Advice on Rats

Advice on Rats

A large wire cage is best, especially one with horizontal bars that allow the rat to climb on the sides if they wish. A tall cage with ramps and platforms is ideal for providing room for multiple rats. As minimum, a cage with 12 by 24 inches (2 square feet) of floor space is okay for two smaller rats, as long as the cage is tall and you provide shelves and/or hammocks for extra space. Larger is always better. Large aquariums are okay, but do not provide good ventilation (and must be cleaned more often).

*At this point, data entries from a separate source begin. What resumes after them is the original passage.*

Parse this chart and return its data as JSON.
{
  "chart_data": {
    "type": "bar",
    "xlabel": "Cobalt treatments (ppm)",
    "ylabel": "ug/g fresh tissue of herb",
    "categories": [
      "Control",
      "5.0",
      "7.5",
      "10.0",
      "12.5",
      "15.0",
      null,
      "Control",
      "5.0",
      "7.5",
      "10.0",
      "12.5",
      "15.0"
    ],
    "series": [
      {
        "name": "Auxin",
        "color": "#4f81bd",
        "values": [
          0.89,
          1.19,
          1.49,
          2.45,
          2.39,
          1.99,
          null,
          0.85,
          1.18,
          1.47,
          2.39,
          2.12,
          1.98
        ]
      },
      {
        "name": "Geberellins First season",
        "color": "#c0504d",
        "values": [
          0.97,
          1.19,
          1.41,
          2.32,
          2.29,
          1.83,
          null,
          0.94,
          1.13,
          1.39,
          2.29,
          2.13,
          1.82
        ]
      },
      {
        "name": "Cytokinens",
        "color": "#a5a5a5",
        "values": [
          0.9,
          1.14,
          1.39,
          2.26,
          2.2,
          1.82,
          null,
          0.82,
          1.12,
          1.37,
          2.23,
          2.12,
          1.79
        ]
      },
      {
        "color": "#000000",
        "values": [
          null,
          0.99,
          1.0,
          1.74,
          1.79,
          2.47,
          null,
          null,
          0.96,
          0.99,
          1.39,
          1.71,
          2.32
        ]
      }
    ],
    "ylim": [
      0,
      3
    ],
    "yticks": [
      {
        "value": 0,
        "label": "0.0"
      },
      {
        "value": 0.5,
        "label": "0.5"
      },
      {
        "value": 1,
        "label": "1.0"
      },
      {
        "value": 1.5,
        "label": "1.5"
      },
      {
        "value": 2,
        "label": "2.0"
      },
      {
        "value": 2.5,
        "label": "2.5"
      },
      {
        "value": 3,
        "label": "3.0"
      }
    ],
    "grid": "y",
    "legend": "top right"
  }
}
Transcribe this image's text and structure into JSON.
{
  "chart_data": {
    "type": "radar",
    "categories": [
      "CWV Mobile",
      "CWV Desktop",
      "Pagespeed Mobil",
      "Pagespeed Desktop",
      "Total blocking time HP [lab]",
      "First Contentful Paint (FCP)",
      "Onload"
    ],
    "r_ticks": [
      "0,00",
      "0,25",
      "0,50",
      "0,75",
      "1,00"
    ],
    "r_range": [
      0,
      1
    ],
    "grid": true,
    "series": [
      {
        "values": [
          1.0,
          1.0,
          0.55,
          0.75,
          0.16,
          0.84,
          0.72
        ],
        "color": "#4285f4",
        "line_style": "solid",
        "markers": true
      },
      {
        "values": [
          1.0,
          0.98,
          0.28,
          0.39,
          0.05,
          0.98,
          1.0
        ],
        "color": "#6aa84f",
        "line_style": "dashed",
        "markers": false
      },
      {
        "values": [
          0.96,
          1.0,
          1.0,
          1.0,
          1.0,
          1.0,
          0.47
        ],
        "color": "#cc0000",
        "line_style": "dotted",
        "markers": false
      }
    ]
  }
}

Avoid cages with wire flooring as spending time on wire flooring has been linked to bumblefoot. Many cages have wire balconies and shelves, which are not ideal. However, you can modify wire balconies by covering them with a thin sheet of wood or other solid material (fix to the cage with wire ties). Also look for wire that is a fine grid (1/2 inch by 1/2 inch maximum). Your best bet is to look for cages that have plastic or wood shelving, or you can modify cages using melamine covered boards to make your own shelves (easy to clean). Many enterprising rat owners have built their owne large cages. See the Dapper Rat’s Grotto and their pages of other ideas for inspiration.

For bedding, avoid cedar and pine wood shavings (see “The Problem with Cedar and Pine Shavings” for more information), but aspen (or other hardwood) shavings are fine. There are many other good pet bedding and litter options available these days that are very absorbent, not dusty and safe for small pets. Some are pelleted so might not be all that comfortable for rats to play and sleep in, so some people use the pelleted products (which are usually very absorbent) under a layer of softer loose bedding. For a sampling of the newer alternative pet bedding products, see “Top Ten Alternatives to Cedar and Pine.”

You will also want to provide some nesting material which the rats can shred and use to line their nest box – paper (no ink), tissues, or paper towels work well.

Usually, the rats will chose a bathroom location in one area of the cage. Heavily soiled litter should be scooped out daily, and more litter added if needed. The whole cage should be cleaned and new liter and bedding provided once a week or so.

A nest box should be provided – and can be store-bought or home made. A cardboard box makes a perfectly acceptable nest box, although it may need to be replaced often. Other possibilities include a flowerpot or jar turned on its side, or a section of PVC drain pipe (perhaps cover one end). Store box boxes are good too, but keep in mind that wooden ones can be hard to clean if they get urine on them, and the plastic ones might get chewed up fairly quickly.

Rats love to climb, and will make good use of ladders, ropes, hammocks, tunnels, and platforms. Toys should be provided as well – blocks of wood for chewing, cardboard tubes, and toys designed for ferrets or parrots are good choices. Look for rope and wood toys as many plastic toys can’t stand up to chewing by a determined rat. Simple items like large cardboard mailing tubes, crumpled paper, paper bags, and cardboard boxes can also make wonderful toys. Remember that rats are very intelligent and need to be challenged, so rotate the toys on a regular basis so the rats do not become bored. For more ideas, see “Homemade Rat Toys” and “Top Rat Toys Online”.

Some rats like to run on exercise wheels (and some will never try!), but the wire type commonly found in pet stores isn’t very safe for rats as their feet or tail can get caught in the rungs or the supports on which the wheel is suspended. A solid surface wheel is preferred, for example something like the Wodent Wheel.

Heavy ceramic food dishes are probably easiest to use as they are sturdy, don’t tip over too easily, and they are easy to clean. A water bottle with a sipper tube can be used for water. Make sure a supply of fresh clean water is always available.

The cage should ideally be placed in a relatively quiet location but still near the social activity in the home. Rats are nocturnal so should be located where it is fairly quiet during the day. Placing the cage on a table or stand will help the rats feel more secure. The cage should not be placed in direct sunlight or in drafty locations. Limit access to the cage by other household pets, as a rat will understandably feel threatened by a cat or dog hovering outside the cage.